Being able to offer that guarantee has enabled Elite Stone to win many projects to supply Italian marble. That accounts for half its business, especially with white marble being so popular. The other half of its sales comes from luxury stones such as onyx from other parts of the world.

Working and fixing the stone is an important part of Elite Stone’s service. Tetyana believes sourcing stone of the best quality is paramount because there is a lot of second rate (or worse) stone on the market. But that accounts for nothing if it is not also processed and fitted to the highest standards. It is why the company only buys block, sawing, resining and polishing it in its own factory near Verona.

“It would be cheaper to buy from abroad, but for us the quality wasn’t acceptable. It has to be perfect,” says Tetyana.

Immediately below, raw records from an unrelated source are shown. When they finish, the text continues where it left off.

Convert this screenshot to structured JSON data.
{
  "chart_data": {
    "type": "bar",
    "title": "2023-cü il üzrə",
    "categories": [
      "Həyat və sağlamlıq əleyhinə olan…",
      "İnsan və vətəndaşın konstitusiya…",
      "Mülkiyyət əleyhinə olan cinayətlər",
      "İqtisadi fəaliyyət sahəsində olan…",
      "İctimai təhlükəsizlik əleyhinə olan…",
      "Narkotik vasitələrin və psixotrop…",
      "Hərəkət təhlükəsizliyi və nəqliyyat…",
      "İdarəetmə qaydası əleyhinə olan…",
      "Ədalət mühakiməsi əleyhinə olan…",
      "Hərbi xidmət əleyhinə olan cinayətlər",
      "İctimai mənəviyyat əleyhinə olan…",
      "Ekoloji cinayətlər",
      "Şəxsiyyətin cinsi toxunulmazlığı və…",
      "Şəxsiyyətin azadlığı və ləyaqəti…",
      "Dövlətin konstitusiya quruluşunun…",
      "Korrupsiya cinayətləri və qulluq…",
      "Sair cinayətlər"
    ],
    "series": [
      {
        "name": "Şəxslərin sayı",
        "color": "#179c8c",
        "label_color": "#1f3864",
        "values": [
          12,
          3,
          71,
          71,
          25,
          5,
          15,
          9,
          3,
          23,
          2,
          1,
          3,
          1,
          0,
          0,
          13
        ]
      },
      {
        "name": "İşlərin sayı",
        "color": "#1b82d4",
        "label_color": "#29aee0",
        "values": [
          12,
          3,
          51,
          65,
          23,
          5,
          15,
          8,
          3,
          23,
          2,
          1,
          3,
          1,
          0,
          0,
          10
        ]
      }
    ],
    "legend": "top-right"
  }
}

The company has the same ethos for installing its stone, which is why it takes responsibility for that.

It was 10 years ago that Tetyana decided to concentrate on the top end of the market and specialise in Italian and exclusive marbles in particular. “Italian quality is incomparable,” she told NSS. “This is the strong point of Italy at the moment.”

Italy cannot compete on price against the Far East because working standards in Italy are higher and people get paid more. But there are still plenty of customers who want the best and are prepared to pay for it. That is the market Elite Stone wants to supply.

Of course, so do many others. But Tetyana believes Elite Stone has a combination of geological, engineering and architectural skills that allow it to offer a bespoke approach to each project with complete pre-sales and after-sales service. The company offers guidance on the selection and use of the stone – sizes, finishes, processing, design detail. “In London studios and practices we are appreciated for this different approach,” says Tetyana.

She also argues that choosing cheap stone doesn’t make any sense because 75% of the cost of a project will be the same whatever materials are used.

The gallery in London is Elite Stone’s first premises outside Italy. Tetyana spends a week a month there, in spite of having had a baby this year. But her mind is already turning towards America, or perhaps Israel (both currently markets for Elite Stone) for more outlets.

“When London can work on its own, then we can move on,” she says.